Quatre portraits de militants républicains à Cleveland

Témoignages auprès de républicains présents à la convention républicaine qui a sacré Donald Trump.

ParFrédéric Autran
à Cleveland (Ohio)
Publié le 22/07/2016 à 20h01

 Judy Griffin (Géorgie) : «Le diable a pris la forme de l’Etat islamique» 

Républicaine depuis un demi-siècle, Judy Griffin ne quitte pas son chapeau de paille, recouvert de badges à l'effigie d'anciens présidents ou candidats : Ronald Reagan, George W. Bush, Mitt Romney, Bob Dole. Le badge «Donald Trump», lui, trône bien en évidence sur le col de sa veste bleu nuit. Le magnat de l'immobilier n'était pourtant pas le premier choix de Judy Griffin. Pas même le second. Après Scott Walker, le gouverneur du Wisconsin, cette employée d'une école chrétienne a soutenu Marco Rubio, le sénateur de Floride. Mais sans la moindre hésitation, elle s'est ralliée au vainqueur des primaires républicaines. «Il est temps pour un changement massif. Et Donald Trump est l'homme de la situation», assure cette sexagénaire. A Cleveland, elle a apprécié que la sécurité nationale, sa principale préoccupation, soit le thème de la soirée d'ouverture. «Le diable a pris la forme de l'Etat islamique, et il nous regarde droit dans les yeux. Nous devons définir notre ennemi et lui déclarer la guerre», martèle Judy Griffin. Elle dit prier pour les victimes de Paris et Nice. «Aujourd'hui, les gens ont peur de voyager. Nous ne pouvons pas laisser notre ennemi nous priver de notre mode de vie.» Convaincue que le Parti républicain est désormais uni derrière Trump, elle prévoit de faire campagne «partout dans le pays» pour mobiliser la base électorale. Et si Clinton devait remporter finalement l'élection du 8 novembre ? Judy Griffin fait mine de s'évanouir. «Voilà ce que ça m'inspire.»

Jessica Fernandez (Floride) : «Il a su canaliser les inquiétudes des Américains ordinaires»

Lors de notre première rencontre, mi-mars, quelques jours avant la primaire de Floride, Jessica Fernandez s'était montrée catégorique. «Donald Trump ne représente pas mes valeurs.
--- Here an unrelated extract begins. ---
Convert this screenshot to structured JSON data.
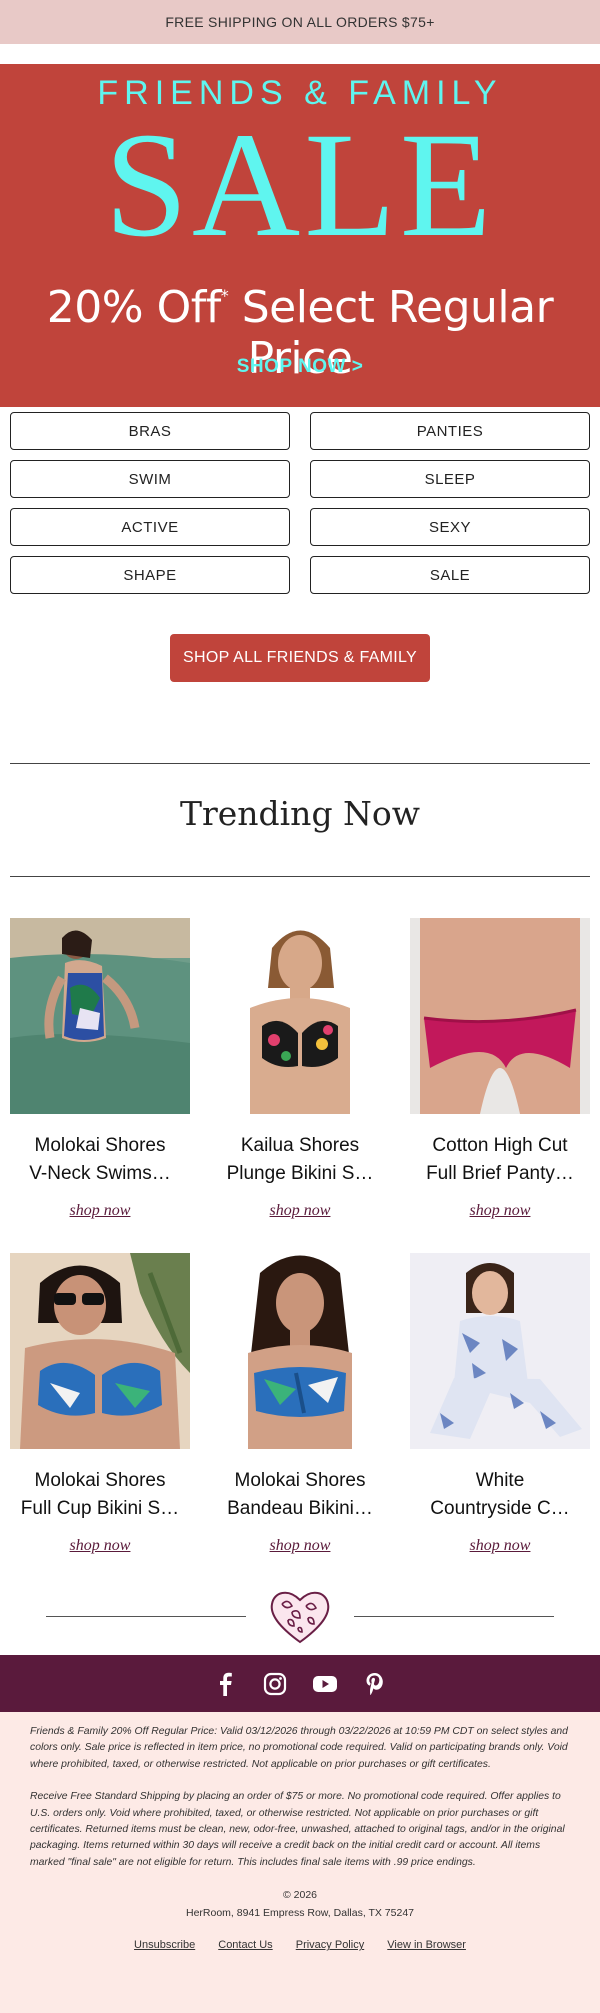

Il a insulté les Hispaniques, les musulmans. S'il est le candidat, je serais forcée de revoir mon engagement au sein du Parti républicain», confiait la présidente du club des jeunes républicains de Miami.

Quatre mois plus tard, non seulement Donald Trump est officiellement le nominé du Grand Old Party, mais il peut désormais compter sur le soutien de Jessica Fernandez, 31 ans. «J'ai pris le temps de la réflexion. J'ai beaucoup discuté avec mes proches, avec d'autres républicains. Nous étions sans doute déconnectés des inquiétudes des Américains ordinaires. Donald Trump a su les canaliser. Les électeurs ont parlé, il faut respecter leur choix», dit-elle pour justifier son ralliement. Anti-Clinton davantage que pro-Trump, elle veut à tout prix éviter «un troisième mandat démocrate, qui ne ferait que perpétuer les politiques ratées d'Obama». Pêle-mêle, elle cite les impôts trop élevés, Obamacare, l'accord avec l'Iran et l'aggravation des tensions raciales. D'ici au scrutin de novembre, elle espère - sans trop y croire - que Donald Trump «adoucira» sa rhétorique. «Il se moque totalement des convenances et du politiquement correct. Je l'admire et le déteste à la fois pour cela», confie Jessica Fernandez, qui dirige une agence de relations publiques.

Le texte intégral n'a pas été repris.